Mrs. Hamilton wasn't convinced. "Can you play country music on it?" she asked dubiously.
"Oh, sure. It'll play anything."
Maddie plugged the jack into the amp and the amp into the wall, then flicked the switch. The amp hummed in anticipation and remarkably little feedback. "Here's some Hank Williams."
Maddie counted down the frets and found the proper positioning, the metal strings biting into her fingertips. She strummed a C chord, one of the only three chords she knew. Above the sound of the out-of-tune strings, she faked the first two lines of "I'm So Lonesome I Could Cry." "Or how about some Woody Guthrie? 'This Land Is Your Land?'"
Before she got to the part about New York Island, Maddie knew it was a done deal. Mrs. Hamilton was looking pleased, looking at Maddie as if she suddenly approved of her for the first time in their relationship.
Another truth in life. People change when you have something they want.
"I'll take it," the woman said. "And I want that thing too." She pointed to the two-hundred-dollar Peavey amplifier.
Maddie didn't care. What good was an amp without a guitar?
After Mrs. Hamilton left, Maddie stood with hands on hips, staring dismally at the diminished pawn pile. Her big ticket items were gone. She was still thinking about what else she could part with when she remembered the initial reason for Mrs. H's visit.
She grabbed the letter off the counter where she'd tossed it, then sat down on the arm of the couch.
Nebraska postmark.
She didn't know anybody in Nebraska. Willa Cather had been from Nebraska. So had Rick Beck.
The handwriting, which looked like an older woman's, wasn't one Maddie recognized. Curious, she tore open the envelope and pulled out a piece of pink, floral scented stationery, the tight, slanted script the same as the envelope's.
Dear Madison:
You don't know me, but I have taken the liberty of writing to you out of concern for your sister, Enid.
Enid. What now? Last Maddie knew, her sister had been living in California. Over a year ago, Maddie had sent her a card. It had come back with that familiar stamped, pointing finger, the one that always made her think of Elvis Presley. Return to Sender. Address Unknown. Maddie went back to the letter.
I'm not a nosy person, but your sister rents a house from me and she hasn't been home in over a month. The yard needs to be mowed, the mail has stacked up, which isn't like her. Any other time she's been gone, she's asked me to look after things for her. This time, she didn't say a word.
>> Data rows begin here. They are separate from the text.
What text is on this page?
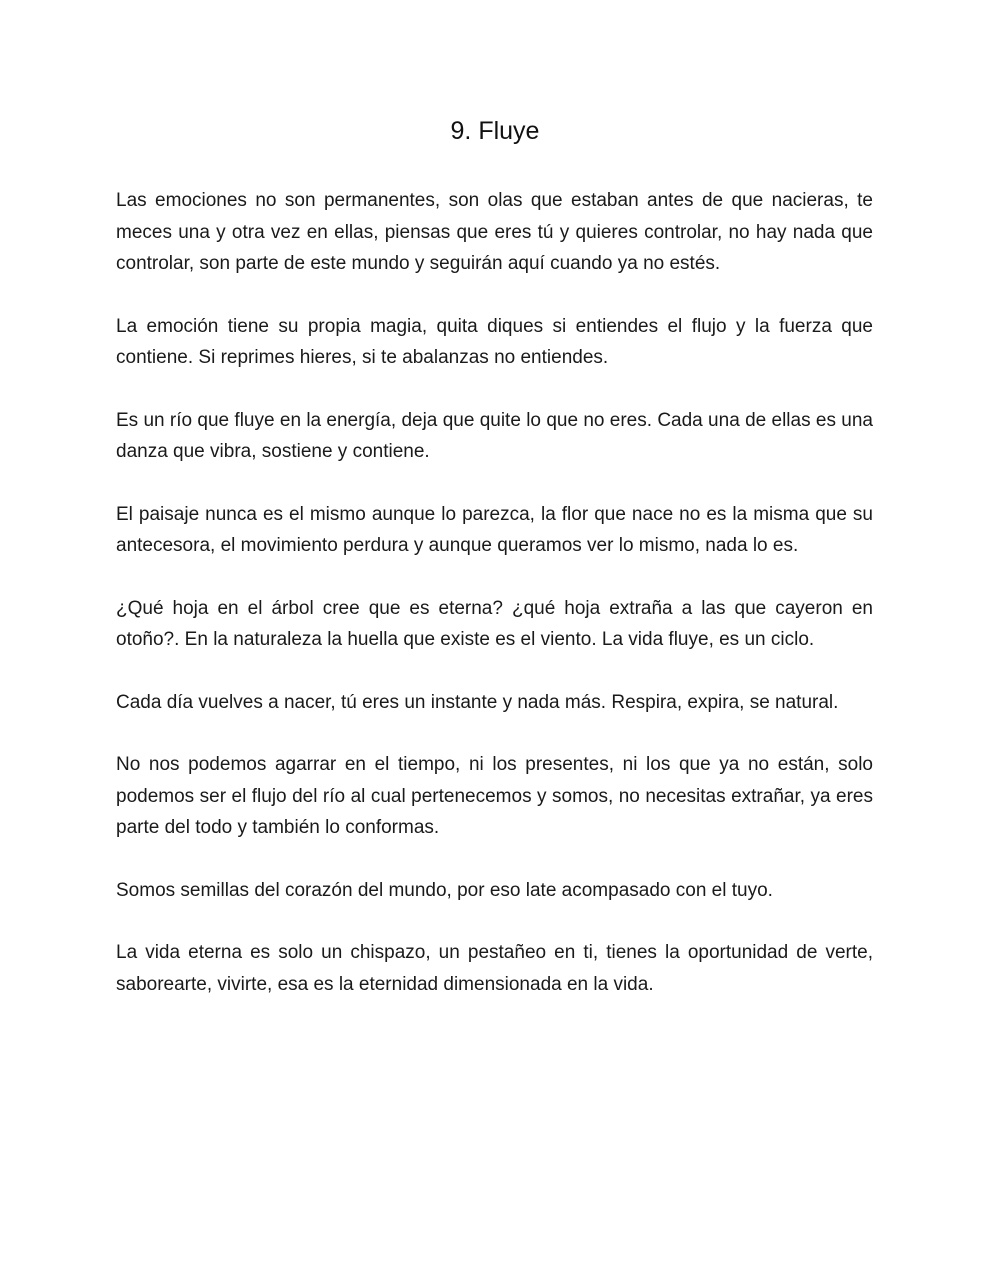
9. Fluye

Las emociones no son permanentes, son olas que estaban antes de que nacieras, te meces una y otra vez en ellas, piensas que eres tú y quieres controlar, no hay nada que controlar, son parte de este mundo y seguirán aquí cuando ya no estés.

La emoción tiene su propia magia, quita diques si entiendes el flujo y la fuerza que contiene. Si reprimes hieres, si te abalanzas no entiendes.

Es un río que fluye en la energía, deja que quite lo que no eres. Cada una de ellas es una danza que vibra, sostiene y contiene.

El paisaje nunca es el mismo aunque lo parezca, la flor que nace no es la misma que su antecesora, el movimiento perdura y aunque queramos ver lo mismo, nada lo es.

¿Qué hoja en el árbol cree que es eterna? ¿qué hoja extraña a las que cayeron en otoño?. En la naturaleza la huella que existe es el viento. La vida fluye, es un ciclo.

Cada día vuelves a nacer, tú eres un instante y nada más. Respira, expira, se natural.

No nos podemos agarrar en el tiempo, ni los presentes, ni los que ya no están, solo podemos ser el flujo del río al cual pertenecemos y somos, no necesitas extrañar, ya eres parte del todo y también lo conformas.

Somos semillas del corazón del mundo, por eso late acompasado con el tuyo.

La vida eterna es solo un chispazo, un pestañeo en ti, tienes la oportunidad de verte, saborearte, vivirte, esa es la eternidad dimensionada en la vida.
As I said, I'm not a nosy person, but I thought I should go in the house to look around. That's how I found your address. Her rent is overdue, and I'm going to have to start packing her things soon. Could you come and get your sister's belongings? I can't rent the place until they're out of there.
It was signed Evelyn Stoikavich, Chester, Nebraska.
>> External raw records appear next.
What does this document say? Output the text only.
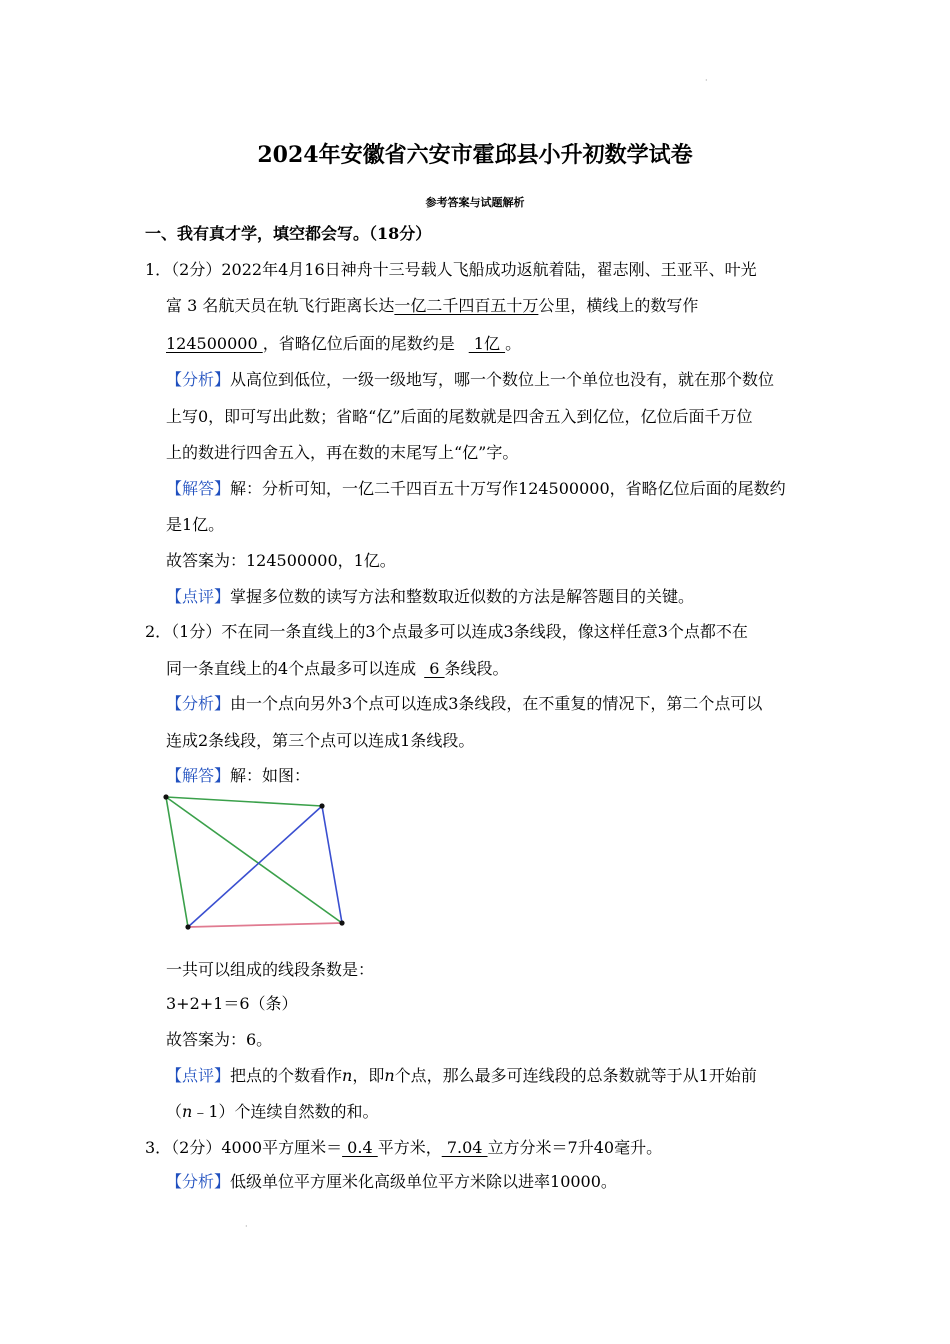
·
2024年安徽省六安市霍邱县小升初数学试卷
参考答案与试题解析
一、我有真才学，填空都会写。（18分）
1．（2分）2022年4月16日神舟十三号载人飞船成功返航着陆，翟志刚、王亚平、叶光
富 3 名航天员在轨飞行距离长达一亿二千四百五十万公里，横线上的数写作
124500000 ，省略亿位后面的尾数约是 1亿 。
【分析】从高位到低位，一级一级地写，哪一个数位上一个单位也没有，就在那个数位
上写0，即可写出此数；省略“亿”后面的尾数就是四舍五入到亿位，亿位后面千万位
上的数进行四舍五入，再在数的末尾写上“亿”字。
【解答】解：分析可知，一亿二千四百五十万写作124500000，省略亿位后面的尾数约
是1亿。
故答案为：124500000，1亿。
【点评】掌握多位数的读写方法和整数取近似数的方法是解答题目的关键。
2．（1分）不在同一条直线上的3个点最多可以连成3条线段，像这样任意3个点都不在
同一条直线上的4个点最多可以连成 6 条线段。
【分析】由一个点向另外3个点可以连成3条线段，在不重复的情况下，第二个点可以
连成2条线段，第三个点可以连成1条线段。
【解答】解：如图：
一共可以组成的线段条数是：
3+2+1＝6（条）
故答案为：6。
【点评】把点的个数看作n，即n个点，那么最多可连线段的总条数就等于从1开始前
（n﹣1）个连续自然数的和。
3．（2分）4000平方厘米＝ 0.4 平方米， 7.04 立方分米＝7升40毫升。
【分析】低级单位平方厘米化高级单位平方米除以进率10000。
·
Maddie slowly folded the letter and stuck it back in the envelope.
Enid.
The beauty of the family. The favorite.
When Enid was little, she would perform for her mother's friends.
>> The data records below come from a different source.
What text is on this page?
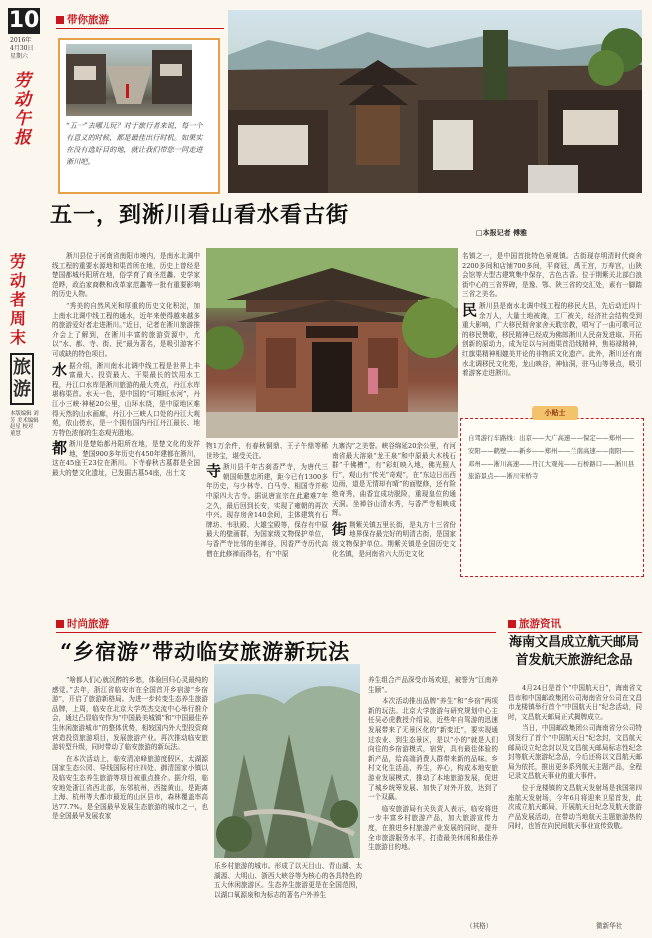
10
2016年
4月30日
星期六
劳动午报
带你旅游
“五一”去哪儿玩？对于旅行者来说，每一个有意义的时候，都是最佳出行时机。如果实在没有选好目的地，就让我们带您一同走进淅川吧。
五一，到淅川看山看水看古街
□本报记者 傅雅
劳动者周末
旅游
本版编辑 刘芳 美术编辑 赵星 校对 董慧

淅川县位于河南省南阳市境内，是南水北调中线工程的重要水源地和渠首所在地，历史上曾经是楚国都城丹阳所在地，俗学育了商圣范蠡、史学家范晔，政治家商鞅和改革家范蠡等一批有重要影响的历史人物。

“秀美的自然风光和厚重的历史文化积淀，加上南水北调中线工程的通水，近年来使得越来越多的旅游爱好者走进淅川。”近日，记者在淅川旅游推介会上了解到，在淅川丰富的旅游资源中，尤以“水、都、寺、街、民”最为著名，是吸引游客不可或缺的特色项目。

水据介绍，淅川南水北调中线工程是世界上丰富最大、投资最大、干渠最长的饮用水工程，丹江口水库是淅川旅游的最大亮点，丹江水库堪称渠首。水天一色，是中国的“可期旺水河”，丹江小三峡·神秘20公里，山环水绕，是中原地区难得天然的山水画廊，丹江小三峡人口处的丹江大观苑，依山傍水，是一个拥有国内丹江丹江最长、地方特色浓郁的生态观光胜地。

都淅川是楚始都丹阳所在地，是楚文化的发祥地，楚国900多年历史有450年建都在淅川，这在45座王23位在淅川。下寺春秋古墓群是全国最大的楚文化遗址，已发掘古墓54座，出土文

物1万余件，有春秋铜鼎、王子午鼎等稀世珍宝，堪受关注。

寺淅川县千年古刹香严寺，为唐代三朝国师慧忠所建，距今已有1300多年历史，与少林寺、白马寺、相国寺并称中原四大古寺。据说唐宣宗在此避难7年之久，最后回到长安，实现了雍朝的再次中兴。现存房舍140余间，主体建筑有石牌坊、韦驮殿、大雄宝殿等，保存有中原最大的壁画群，为国家级文物保护单位，与香严寺比邻的坐禅谷，因香严寺历代高僧在此修禅而得名，有“中原

九寨沟”之美誉。峡谷绵延20余公里，有河南省最大溶泉“龙王泉”和中原最大木栈石群“千佛槽”，有“彩虹映入地，佛光照人行”，观山有“传光”奇观”，在“东边日出西边雨，道是无情却有晴”的面壁修，还有险绝奇秀，曲香宜成功脱险，重现皇位的通天洞。坐禅谷山清水秀，与香严寺相映成辉。

街荆紫关镇五里长街，是丸方十三省份地界保存最完好的明清古街，是国家级文物保护单位。荆紫关镇是全国历史文化名镇，是河南省六大历史文化

名镇之一，是中国首批特色景观镇。古街现存明清时代商舍2200多间和店铺700多间，平商冠，禹王宫，万寿宫，山陕会馆等大型古建筑集中保存，古色古香。位于荆紫关北部白浪街中心的三省界碑，是豫、鄂、陕三省的交汇处，素有一脚踏三省之美名。

民淅川县是南水北调中线工程的移民大县，先后动迁四十余万人，大量土地被淹，工厂被关，经济社会结构受到重大影响，广大移民彻舍家舍天耽宗教，唱写了一曲可歌可泣的移民赞歌，移民精神已经成为佛郎淅川人民奋发进取、开拓创新的原动力，成为足以与河南渠首沿线精神，焦裕禄精神，红旗渠精神相媲美并论的非物质文化遗产。此外，淅川还有南水北调移民文化苑，龙山映谷，神仙洞，驻马山等景点，吸引着游客走进淅川。

小贴士
自驾游行车路线：出京——大广高速——保定——郑州——安阳——鹤壁——新乡——郑州——兰南高速——南阳——邓州——淅川高速——丹江大观苑——石桥路口——淅川县旅游景点——淅川宋桥寺
时尚旅游	旅游资讯
“乡宿游”带动临安旅游新玩法

“啥都人们心就沉醉的乡愁，体验回归心灵最纯的感觉。”去年，浙江省临安市在全国首开乡宿游“乡宿游”，开启了旅游新格局。为进一步转变生态养生旅游品牌，上周，临安在北京大学英杰交流中心举行推介会，通过凸显临安作为“中国最美城镇”和“中国最佳养生休闲旅游城市”的整体优势，相较国内外大型投资商营造投资旅游项目，发展旅游产业。再次推动临安旅游转型升级，同时带动了临安旅游的新玩法。

在本次活动上，临安清凉峰旅游度假区、太湖源国家生态公园、导线国际村庄四处、御清国家小镇以及临安生态养生旅游等项目被重点推介。据介绍，临安地处浙江省西北部，东邻杭州，西接黄山，是距离上海、杭州等大都市最近的山区县市，森林覆盖率高达77.7%。是全国最早发展生态旅游的城市之一，也是全国最早发展农家

乐乡村旅游的城市。形成了以天目山、青山湖、太湖源、大明山、浙西大峡谷等为核心的各具特色的五大休闲旅游区。生态养生旅游更是在全国范围，以湖口氧源泉和为标志的著名户外养生

养生组合产品深受市场欢迎，被誉为“江南养生颐”。

本次活动推出品牌“养生”和“乡宿”两项新的玩法。北京大学旅游与研究规划中心主任吴必虎教授介绍说，近些年自驾游的迅速发展带来了无景区化的“新变迁”，要实现通过农业、到生态景区，是以“小的”就是人们向往的乡宿游模式，宿营，具有最佳体验的新产品，给高端消费人群带来新的品味。乡村文化生活品，养生，养心，构成本地安旅游业发展模式，推动了本地旅游发展，促进了城乡统筹发展、加快了对外开放，达到了一个双赢。

临安旅游局有关负责人表示，临安将进一步丰富乡村旅游产品，加大旅游宣传力度，在推进乡村旅游产业发展的同时，提升全市旅游服务水平，打造最美休闲和最佳养生旅游目的地。

（其格）
海南文昌成立航天邮局首发航天旅游纪念品

4月24日是首个“中国航天日”，海南省文昌市和中国邮政集团公司海南省分公司在文昌市龙楼镇举行首个“中国航天日”纪念活动，同时，文昌航天邮局正式揭牌成立。

当日，中国邮政集团公司海南省分公司特别发行了首个“中国航天日”纪念封，文昌航天邮局设立纪念封以及文昌航天邮局标志性纪念封等航天旅游纪念品，今后还将以文昌航天邮局为依托，推出更多系列航天主题产品，全程记录文昌航天事业的重大事件。

位于龙楼镇的文昌航天发射场是我国第四座航天发射场，今年6月将迎来卫星首发，此次成立航天邮局，开展航天日纪念及航天旅游产品发展活动，在带动当地航天主题旅游热的同时，也旨在向民间航天事业宣传致敬。

微新华社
"Come on out here, Enid. Do your impersonation of Marilyn Monroe."
Enid would skip into the room, her blond curls bouncing. She would sing the Happy Birthday song that Monroe had performed for President Kennedy. Everyone would clap and fuss over her.
That's how Enid’s childhood had been. One cute performance after another. But as it turned out, too much of that kind of attention wasn't good for a person. It made Enid terribly self-absorbed.
Four years.
Maddie hadn't seen her sister in four years. Not since Enid had stolen Maddie's car and wiped out her bank account.